Pop quiz: When you hear the term “PSA,” what comes to mind?
Many people will answer: Public Service Announcement. For men of a certain age, another likely response is more ominous (prostate-specific antigen, to be precise). Only a select few will say “Professional Squash Association,” which refers to the organization that oversees squash, a fiercely competitive racquet sport played in an indoor court with a squishy little black ball that goes up to 170 miles per hour.
In the United States, squash remains pretty obscure, but it has a realistic chance of becoming an Olympic sport, and the PSA sponsors a tour, organizing more than 200 tournaments annually all over the world. Last week, the tour found its way to Charlotte, North Carolina. In an act of extraordinary generosity, the promoters invited me to participate as a wild-card entry.

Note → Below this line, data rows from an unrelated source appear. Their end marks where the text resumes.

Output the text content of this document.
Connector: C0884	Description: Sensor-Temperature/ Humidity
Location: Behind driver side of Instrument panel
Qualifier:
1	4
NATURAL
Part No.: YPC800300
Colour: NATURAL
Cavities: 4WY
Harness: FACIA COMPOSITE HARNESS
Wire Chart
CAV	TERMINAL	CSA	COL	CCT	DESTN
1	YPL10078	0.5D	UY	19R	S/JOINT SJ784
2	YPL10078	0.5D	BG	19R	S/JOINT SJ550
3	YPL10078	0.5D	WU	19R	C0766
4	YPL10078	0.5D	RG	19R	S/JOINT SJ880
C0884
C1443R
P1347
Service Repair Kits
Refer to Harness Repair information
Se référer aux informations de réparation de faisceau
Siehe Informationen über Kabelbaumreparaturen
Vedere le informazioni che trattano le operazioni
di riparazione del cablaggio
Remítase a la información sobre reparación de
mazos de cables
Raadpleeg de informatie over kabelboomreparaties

In plain English, “wild card” is shorthand for “not good enough to qualify on one’s own merits.” To be sure, my participation wasn’t entirely random. When Richard Nixon was president, I competed in national junior tournaments, and during the Ford Administration, I played on a national championship team in college. (To give some idea of how long ago this was, in our triumphant year, “Afternoon Delight” was the national champion of songs.) After a hiatus of about 15 years, I fell head-over-heels in love with the game again in 2008—with its breakneck speed, its emphasis on both power and skill, its grace and sheer physicality, and, above all, its constant demand for immediate decisions. In squash, it’s not unusual to have five apparently reasonable options from which to choose in less than a second—with two leading to victory and three to catastrophe. The most common question: Play it safe, or take a risk?